The border Mass, hosted by the dioceses of El Paso, Ciudad Juarez and Las Cruces, New Mexico, also impacted Holly Hoey Germann, a theology teacher at Totino-Grace, one of two trip chaperones.

“After sharing the sign of peace with those near me, I felt a jolt of shock when I realized I couldn’t shake hands or hug my brothers and sisters across the Rio Grande who were also participating in the Mass,” Germann said. “Never have I had such a profound simultaneous feeling of community and segregation.”

Germann said these kinds of experiences offer students the opportunity to make theological concepts concrete.

“Although they have received sacraments and been through religious education, these trips change their hearts and minds,” she said. “Our faith moves beyond facts to a lived reality.”

For the past five years, Totino-Grace students have traveled to Texas for El Otro Lado, a five-day border immersion program hosted by Cathedral High School in El Paso. Schools come from throughout the U.S. to learn about life at the border, visiting Las Americas Immigrant Advocacy Center, the Border Network for Human Rights and immigrant shelters. 

The trip is part of Totino-Grace’s service immersion trip program. Since its start in 1989, it has sent over 2,000 students on more than 100 trips. In addition to El Paso, 15 trips this school year include a week in New Orleans, learning about homelessness and poverty while restoring homes, and traveling to Washington, D.C., tutoring students to gain a better understanding of the country’s education gap.

Other Catholic high schools in the Archdiocese of St. Paul and Minneapolis also offer service immersion trips. They include Holy Family in Victoria, which offers spring break and summer trips to Haiti, the Dominican Republic, Guatemala, Ethiopia and Costa Rica as well as domestic locations. And students at DeLaSalle in Minneaplis serve throughout the school year and summer in Chicago, Jamaica and the Pine Ridge Reservation in South Dakota.

Totino-Grace’s program is “dedicated to living out our Catholic, Lasallian and School Sisters of Notre Dame values, striving to improve the quality of life within our local and global community by acting on the natural human instinct to help each other and live the Gospel,” said Traci Bennington, service immersion trip coordinator and a campus minister at Totino-Grace.

Interested Totino-Grace students, along with a parent or guardian, must attend an information night for its immersion program hosted each September. 

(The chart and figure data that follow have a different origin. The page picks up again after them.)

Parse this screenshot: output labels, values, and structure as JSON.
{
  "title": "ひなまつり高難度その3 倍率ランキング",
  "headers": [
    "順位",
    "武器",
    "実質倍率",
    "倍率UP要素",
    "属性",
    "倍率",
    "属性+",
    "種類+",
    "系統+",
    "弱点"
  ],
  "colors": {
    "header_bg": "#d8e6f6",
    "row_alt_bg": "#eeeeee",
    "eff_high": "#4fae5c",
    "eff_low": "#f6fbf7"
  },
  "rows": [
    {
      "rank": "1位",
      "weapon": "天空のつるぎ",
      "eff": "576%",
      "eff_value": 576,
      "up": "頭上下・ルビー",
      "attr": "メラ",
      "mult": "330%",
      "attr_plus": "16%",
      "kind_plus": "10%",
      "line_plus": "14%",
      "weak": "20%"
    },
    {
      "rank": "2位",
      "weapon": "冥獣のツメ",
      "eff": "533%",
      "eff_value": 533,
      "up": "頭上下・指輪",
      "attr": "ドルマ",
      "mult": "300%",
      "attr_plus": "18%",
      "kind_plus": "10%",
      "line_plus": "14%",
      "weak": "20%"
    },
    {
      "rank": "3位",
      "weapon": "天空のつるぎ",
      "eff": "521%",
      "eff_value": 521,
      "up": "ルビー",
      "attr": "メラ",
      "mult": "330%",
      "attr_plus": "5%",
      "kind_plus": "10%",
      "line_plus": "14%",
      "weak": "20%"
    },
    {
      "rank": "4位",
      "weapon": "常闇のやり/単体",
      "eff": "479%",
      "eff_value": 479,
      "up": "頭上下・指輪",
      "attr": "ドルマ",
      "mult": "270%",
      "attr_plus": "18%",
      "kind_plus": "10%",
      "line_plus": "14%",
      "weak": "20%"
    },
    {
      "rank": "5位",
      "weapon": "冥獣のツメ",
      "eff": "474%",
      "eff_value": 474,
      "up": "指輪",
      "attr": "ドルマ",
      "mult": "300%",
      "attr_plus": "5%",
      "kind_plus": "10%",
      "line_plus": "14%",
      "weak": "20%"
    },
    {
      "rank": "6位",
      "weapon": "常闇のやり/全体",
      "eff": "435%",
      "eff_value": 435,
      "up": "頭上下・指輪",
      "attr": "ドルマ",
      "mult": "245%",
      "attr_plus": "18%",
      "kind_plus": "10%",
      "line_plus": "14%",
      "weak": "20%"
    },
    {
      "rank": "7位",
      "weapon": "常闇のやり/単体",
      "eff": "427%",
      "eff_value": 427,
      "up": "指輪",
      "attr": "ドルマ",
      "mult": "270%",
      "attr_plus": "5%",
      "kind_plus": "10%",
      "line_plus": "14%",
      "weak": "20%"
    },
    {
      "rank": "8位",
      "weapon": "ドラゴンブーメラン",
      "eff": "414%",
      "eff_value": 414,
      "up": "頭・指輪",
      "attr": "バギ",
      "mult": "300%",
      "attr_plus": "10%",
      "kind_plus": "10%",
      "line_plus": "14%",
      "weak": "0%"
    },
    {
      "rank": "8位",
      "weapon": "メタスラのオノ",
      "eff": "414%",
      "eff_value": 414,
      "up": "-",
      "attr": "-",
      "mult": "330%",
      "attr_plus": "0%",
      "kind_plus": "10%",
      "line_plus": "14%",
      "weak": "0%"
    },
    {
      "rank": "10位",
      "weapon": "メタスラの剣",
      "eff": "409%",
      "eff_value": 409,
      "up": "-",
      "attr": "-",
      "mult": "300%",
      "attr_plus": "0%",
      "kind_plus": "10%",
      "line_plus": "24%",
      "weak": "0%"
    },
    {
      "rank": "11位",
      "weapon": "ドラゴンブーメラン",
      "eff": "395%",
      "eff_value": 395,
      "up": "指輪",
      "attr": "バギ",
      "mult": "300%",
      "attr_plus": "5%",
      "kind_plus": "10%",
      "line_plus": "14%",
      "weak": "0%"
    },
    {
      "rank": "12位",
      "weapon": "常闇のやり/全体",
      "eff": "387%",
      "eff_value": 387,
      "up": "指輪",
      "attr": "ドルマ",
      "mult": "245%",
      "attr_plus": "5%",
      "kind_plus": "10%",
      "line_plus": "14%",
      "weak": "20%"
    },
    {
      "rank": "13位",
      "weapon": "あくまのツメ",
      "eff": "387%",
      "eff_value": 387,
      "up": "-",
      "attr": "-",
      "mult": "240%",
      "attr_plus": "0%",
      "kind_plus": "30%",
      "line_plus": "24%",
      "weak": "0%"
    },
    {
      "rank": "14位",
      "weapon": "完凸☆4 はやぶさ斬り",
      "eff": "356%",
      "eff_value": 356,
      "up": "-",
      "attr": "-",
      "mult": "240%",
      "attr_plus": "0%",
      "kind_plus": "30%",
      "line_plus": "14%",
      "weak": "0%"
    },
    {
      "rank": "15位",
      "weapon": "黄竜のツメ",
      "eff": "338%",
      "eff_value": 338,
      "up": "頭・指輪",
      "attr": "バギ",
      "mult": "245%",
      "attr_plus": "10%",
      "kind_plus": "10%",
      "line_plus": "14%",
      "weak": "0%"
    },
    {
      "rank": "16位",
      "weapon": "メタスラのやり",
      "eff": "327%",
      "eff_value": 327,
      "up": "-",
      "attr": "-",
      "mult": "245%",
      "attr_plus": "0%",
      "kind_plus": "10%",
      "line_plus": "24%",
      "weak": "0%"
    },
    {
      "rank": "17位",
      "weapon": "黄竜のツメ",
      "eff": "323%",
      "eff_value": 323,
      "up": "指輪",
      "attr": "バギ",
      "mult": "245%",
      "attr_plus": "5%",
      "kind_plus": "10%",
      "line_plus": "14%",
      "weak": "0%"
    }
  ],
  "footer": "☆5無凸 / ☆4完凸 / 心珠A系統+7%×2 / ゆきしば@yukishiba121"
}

“We usually have close to 250 families attend, and we select students based on their desires and goals, what year in school they are and their availability,” said Bennington, herself a trip participant as a Totino-Grace student.

“My trips were life-changing events, and for me, they made my faith tangible. They opened my eyes up to a world outside my own, and truly made me a better person.”

Avena Fromayan, a Totino-Grace senior, said she’ll forever remember
a moment from her time in El Paso.

“Touching the border fence, which signifies the line between opportunity and lack of opportunity, was so profound that the effect will be everlasting,” she said.

“The ability to meet, eat and speak with each individual was a blessing, but hearing their stories and watching their pain was agonizing,” she continued. “The trip also provided an appreciation of the challenges the border patrol faces on a daily basis.”

Joe Morcomb, trip chaperone and a licensed school counselor at Totino-Grace, helped students process each day’s experiences with reflection, discussion and journaling.

“The highlight of every mission trip is watching students be challenged and grow in their maturity, compassion and faith,” Morcomb said. “I advocate for students to find a way to experience at least one trip in high school.”

“El Paso will definitely be one of my top high school experiences,” Marchek said. “I plan to return there this summer to volunteer and also seek out ways to help in Minnesota.”